I want an offsite backup solution, specifically one that can upload to Amazon S3 so that I can put stuff in Amazon Glacier using that Life cycle management tool. So Duplicati? Uhm… It’s built on C# for CLR ported to Linux and… Just look at the dependencies when installing it! So that’s not happening. I tried but it filled up my disk with cached files and things were just terrible.
So maybe Bacula? Would have been great but I couldn’t quite set it up. There are commercial tools but that’s not my style. I wrote a Python script but that fell apart. Let’s not get into the details but the fact that I can’t write proper software without Java-style constraints and type checking may have played a part.
So I rewrote it using Java and Hibernate to be able to store the data in an SQL database. Because that’s my style. It leaves something to be desired in terms off efficiency. See if you can spot the moment where I started two consecutive runs of the offsite backup software.

And now I got this:
Exception in thread “main” java.lang.OutOfMemoryError: Java heap space
Oh, ffs… I ran the VM with 1 GB of RAM. That probably wasn’t a good move. 3 GB should be okey though. Yes! That worked.
So the neat thing about this solution is that it has great disaster recovery properties. All you need to get your data back is access to the files stored in Glacier, the encryption password and the tar and gpg utilities. No custom storage formats. There’s a file in each tar.gz that lists which files that had been deleted between the current backup run and the one previously. So it’s not hard to bring back the data to exactly the state it was in when a backup ran(deletions included) or to recover every single file that has ever been present in the backups.

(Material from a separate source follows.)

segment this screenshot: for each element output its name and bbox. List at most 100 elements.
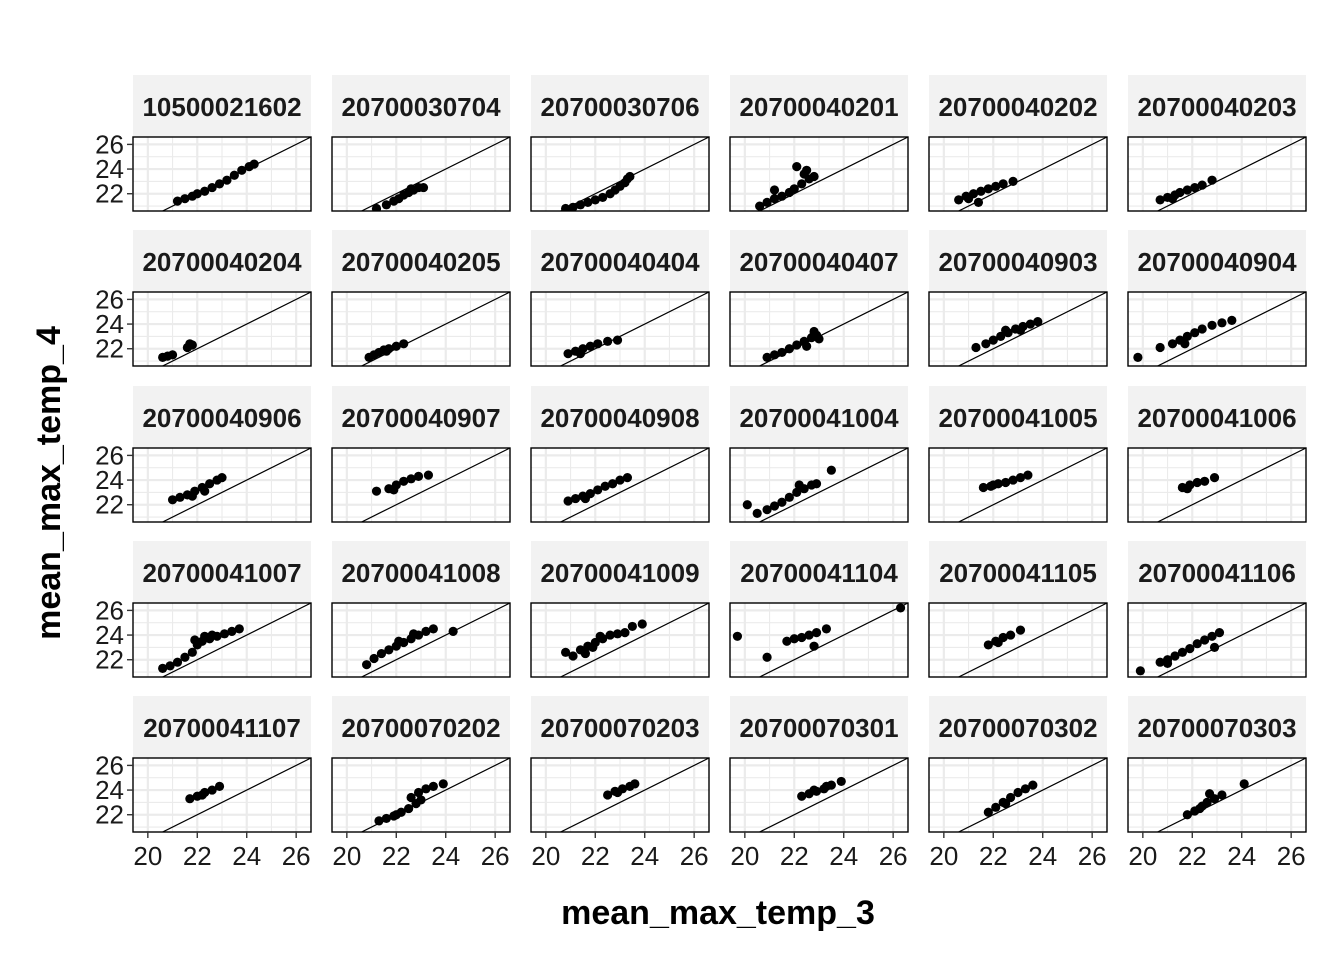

Downsides? Well, making a MySQL instance struggle to keep up with all the queries and inserts is not a plus. It stores data on an SSD after all. And the fact that the code is a horrendous mess also has some drawbacks. There’s no facility for compaction of snapshots… Well, it’s not for everyone.
One additional benefit though is that it is very straight forward to verify that chunks of backups can be restored to exactly the format they had when indexed. Because there’s a hashsum stored for each file for every indexing run(new hashsums are only generated for new and modified files or my computers would run hot all day long). I’ll have to get around to implementing that verification feature one of these days.